Xavier Smith • Oct 10, 2017 at 6:06 PM

Lebanon High School, Wilson County Schools and the Wilson County Sheriff’s Office will join forces next week in an attempt to curb bullying, harassment and suicide.

The community outreach event will take place Tuesday at 6 p.m. at Lebanon High School and will look to address issues related to bullying, cyber bullying, harassment and suicide prevention and awareness.

School leaders and officials decided to hold the event after recent complaints and testimonies of extreme bullying and harassment were revealed at the school and online.

“Of course, the school holds some responsibility when our students are in crisis. We want to build a better environment of safety, security and comfort for our families,” said Lebanon High School principal Scott Walters. “We need to work with parents and the community at large in becoming more aware of what resources are available, not only within the school, but also at home and in our town.”

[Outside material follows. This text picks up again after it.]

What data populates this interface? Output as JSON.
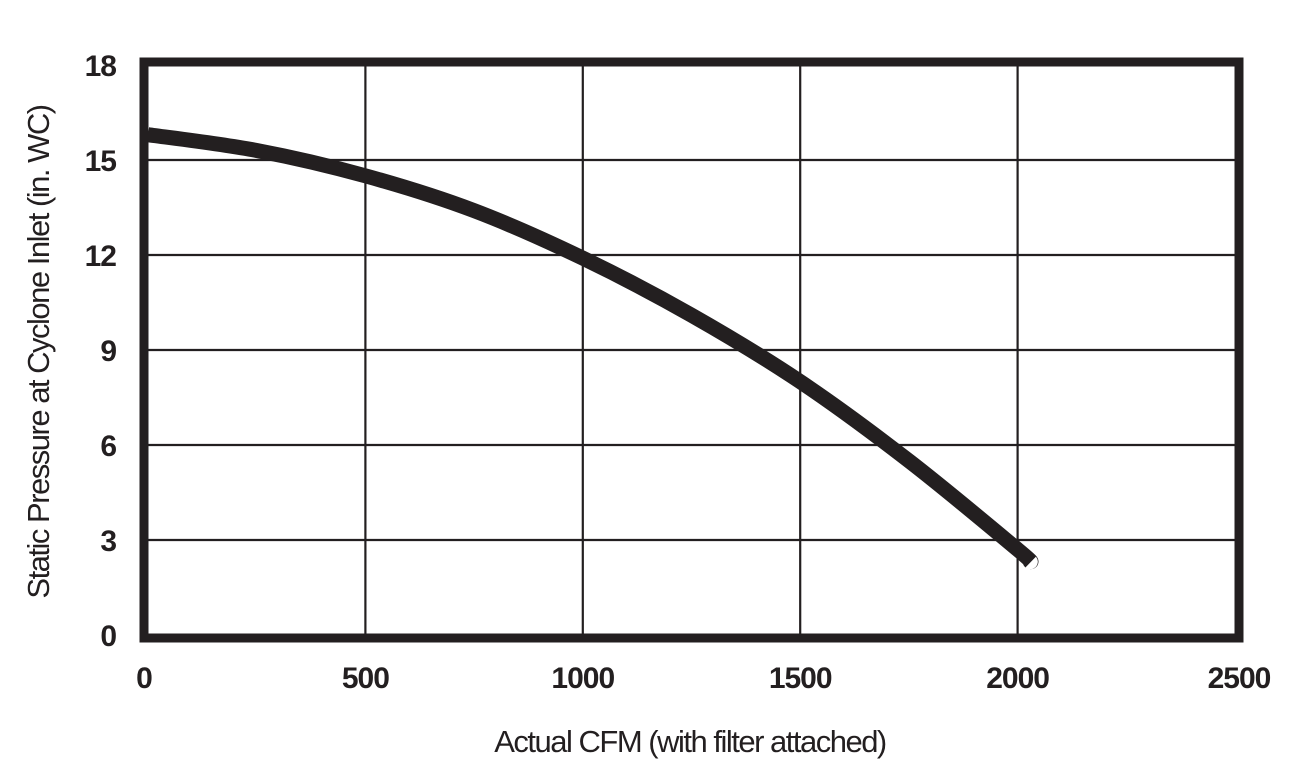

The Wilson County Sheriff’s Office partners with Wilson County Schools to place a school resource officer in every school in the county. Wilson County SRO supervisor Lt. Scott Moore said the department takes every crisis seriously, especially when it involves students.

“This will be a great opportunity for everyone to come together as a community to discuss problems as related to bullying/cyber bullying and give us an opportunity to engage the community on what we are doing to help remedy these situations. It's always our goal to make every effort possible to maintain a safe and secure school environment,” Moore said.

Wilson County Schools spokesperson Jennifer Johnson said the meeting would allow the school system to play a role in the crisis’ solution.

"What we're hoping to do is open up a two-way dialogue with the community about how we can work together to combat online bullying. The problem is becoming more and more pervasive, not just at Lebanon High School, but all across the country. Unfortunately, school administrators don't always know about these situations, and even when they do, there are certain limitations on what the school system can and can't do,” Johnson said.

"Obviously, the school system has a role to play in this solution. If there are things we can be doing better, then we need to figure out what those things are. At the same time, it would be shortsighted to think that we can make a few policy changes and systematically end cyber bullying,” she said.